LEDs are perfect for displaying certain states in Microsoft flight simulator. Is the autopilot on, is the gear down, are my landing lights on, etc.? Basically, all questions can be answered with a yes or no. For this, we’re going to make use of booleans and if statements. The parameter for an if statement actually is just a boolean. if(1 == 3){ } will become if(false) so the code block wont be executed (an if statement only runs if the statement returns true). Now there are a whole bunch of boolean states ready to be used in the connector (go see the documentation). I’ve listed just a few down below as an example.

Taxi lights.getLightTaxiOn()boolean false = off, true = on
Strobe lights.getLightStrobeOn()boolean false = off, true = on
Panel lights.getLightPanelOn()boolean false = off, true = on

Now turning a light on or off could become something like this:

#include <BitsAndDroidsFlightConnector.h>
BitsAndDroidsFlightConnector connector(false);

//const tells us the pin value changes
//Since we won't be moving the cable we declare the pin as a constant
const byte ledPin = 3;

void setup() {
  //the led pin will send a signal out but will never receive a signal
  Serial.begin(115200);
  Serial.setTimeout(15);
  pinMode(ledPin, OUTPUT);
}

void loop() {
 //This ensures the Arduino keeps listening for game updates comming from the connector
  connector.dataHandling();
 // if the landing lights return true
 if(connector.getLightLandingOn()){
    digitalWrite(ledPin, HIGH);
    delay(1000);
 } 
 //The exclamation mark tells us the statement has to be false 
 else if(!connector.getLightLandingOn()){
   digitalWrite(ledPin, LOW);
  delay(1000);
 }
}

When we use the connector to receive data, it’s important to include the connector.dataHandling(). It’s also important to select the data to be received before hitting start. This ensures that we don’t overload our Arduino with values we’ll never use.

Select the desired outputs in the connector.

1’s and 0’s

If we follow the mantra that everything in the world of computers is either 1’s or 0’s, we could even shorten our code significantly.

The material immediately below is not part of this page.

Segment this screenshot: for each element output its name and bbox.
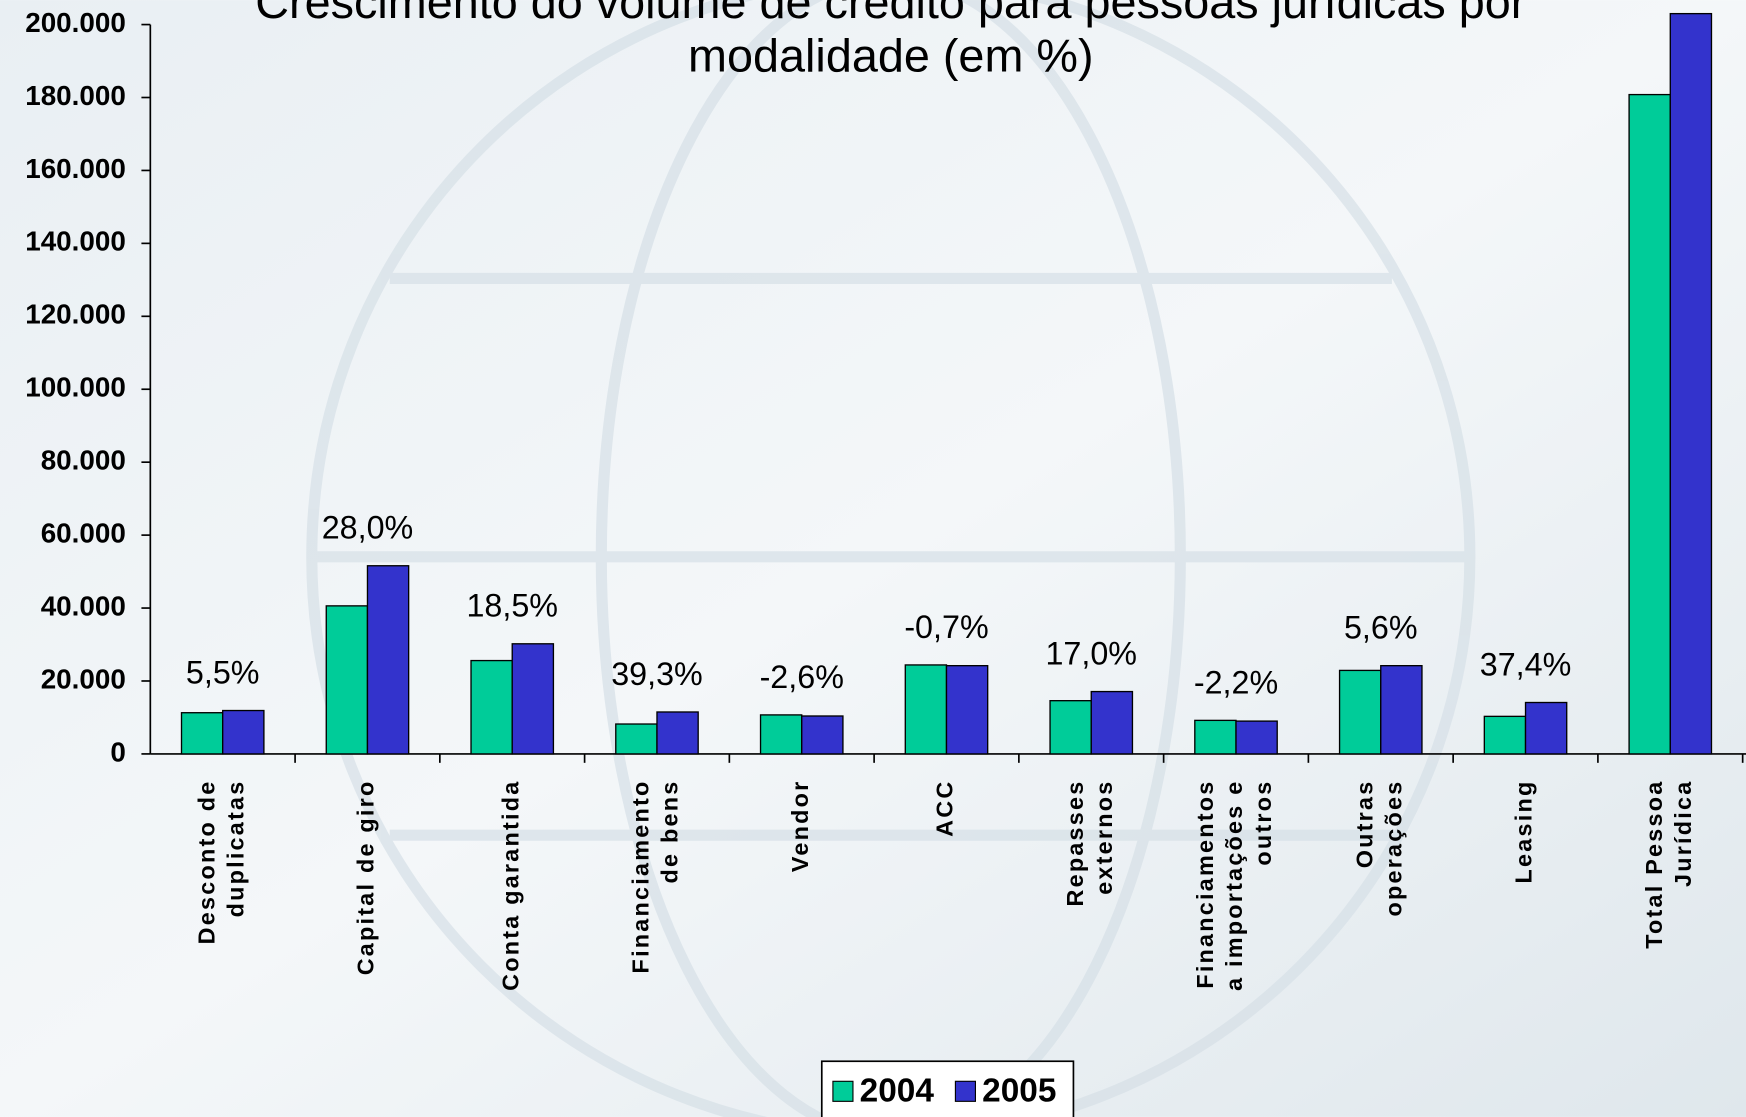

HIGH is just another front for a 1. True also is a front for a 1. The same goes for LOW being a front for 0 and false being a front for 0. Let’s see how we can manipulate this information into simple code:

#include <BitsAndDroidsFlightConnector.h>
BitsAndDroidsFlightConnector connector(false);

//const tells us the pin value changes
//Since we won't be moving the cable we declare the pin as a constant
const byte ledPin = 3;

void setup() {
  Serial.begin(115200);
  Serial.setTimeout(15);
  //the led pin will send a signal out but will never receive a signal
  pinMode(ledPin, OUTPUT);
}

void loop() {
  connector.dataHandling();
  digitalWrite(ledPin, connector.getLightLandingOn());
}

Here we combined the if on or off statement into a clean one-liner.

Instead of using off-the-shelve booleans, we could also make our own statements.

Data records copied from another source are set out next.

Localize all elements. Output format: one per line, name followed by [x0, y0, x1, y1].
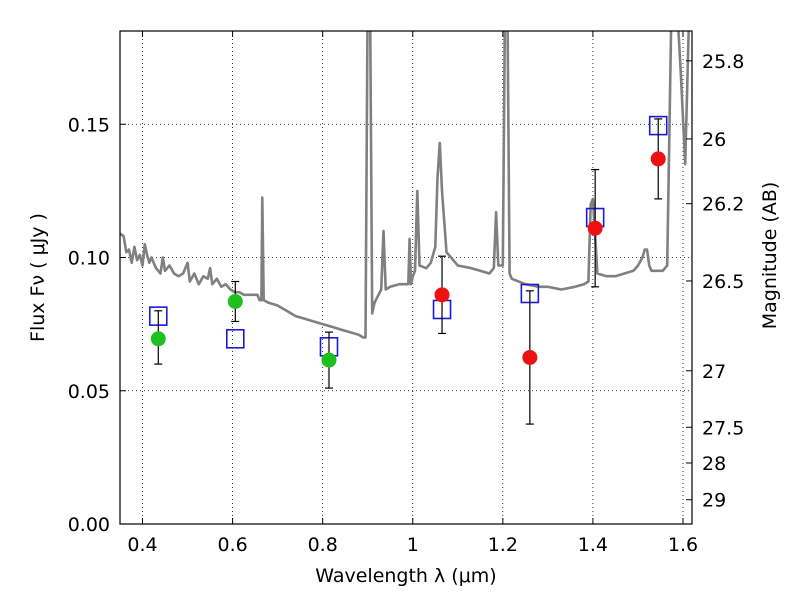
x-tick-label-4: 1.2: [488, 534, 518, 556]
circle-red-point-2: [587, 220, 603, 236]
right-tick-label-6: 28: [702, 453, 726, 475]
right-tick-label-2: 26.2: [702, 194, 744, 216]
data-marks: [148, 115, 668, 425]
right-tick-label-5: 27.5: [702, 417, 744, 439]
y-tick-label-2: 0.10: [68, 248, 110, 270]
model-box-1: [226, 328, 245, 349]
x-tick-label-0: 0.4: [127, 534, 157, 556]
circle-green-point-0: [150, 331, 166, 347]
right-tick-label-1: 26: [702, 129, 726, 151]
circle-red-point-1: [522, 349, 538, 365]
plot-frame: [119, 30, 693, 525]
circle-red-point-0: [434, 287, 450, 303]
right-tick-label-4: 27: [702, 361, 726, 383]
y-tick-label-0: 0.00: [68, 514, 110, 536]
x-tick-label-1: 0.6: [217, 534, 247, 556]
right-tick-label-7: 29: [702, 490, 726, 512]
right-tick-label-3: 26.5: [702, 271, 744, 293]
axis-ticks: 0.4 0.6 0.8 1 1.2 1.4 1.6 0.00 0.05 0.10 0.15 25.8 2…: [68, 31, 744, 556]
y-tick-label-3: 0.15: [68, 114, 110, 136]
circle-red-point-3: [650, 151, 666, 167]
x-tick-label-2: 0.8: [308, 534, 338, 556]
x-axis-label: Wavelength λ (μm): [315, 565, 496, 587]
x-tick-label-5: 1.4: [578, 534, 608, 556]
circle-green-point-1: [227, 293, 243, 309]
template-spectrum-line: [120, 31, 690, 339]
x-tick-label-3: 1: [407, 534, 419, 556]
y-axis-label: Flux Fν ( μJy ): [27, 213, 49, 342]
template-spectrum: [120, 31, 690, 339]
right-tick-label-0: 25.8: [702, 51, 744, 73]
x-tick-label-6: 1.6: [668, 534, 698, 556]
y-tick-label-1: 0.05: [68, 381, 110, 403]
y-axis-right-label: Magnitude (AB): [759, 182, 781, 330]
circle-green-point-2: [321, 352, 337, 368]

#include <BitsAndDroidsFlightConnector.h>
BitsAndDroidsFlightConnector connector(false);

//const tells us the pin value changes
//Since we won't be moving the cable we declare the pin as a constant
const byte ledPin = 3;

void setup() {
  Serial.begin(115200);
  Serial.setTimeout(15);
  //the led pin will send a signal out but will never receive a signal
  pinMode(ledPin, OUTPUT);
}

void loop() {
  connector.dataHandling();
  byte landingGearPercentage = connector.getGearTotalPct().toInt();
  //One-line for if(landingGearPercentage >= 99){}
  digitalWrite(ledPin, landingGearPercentage >= 99);
}

Go fly!

I could probably go on about this subject, but I believe we’ve covered most of the basics required for you to get started. After making it this far, you can proudly call yourself master of the LEDs. As always, if you have any questions, leave them in the comments down below, and have fun!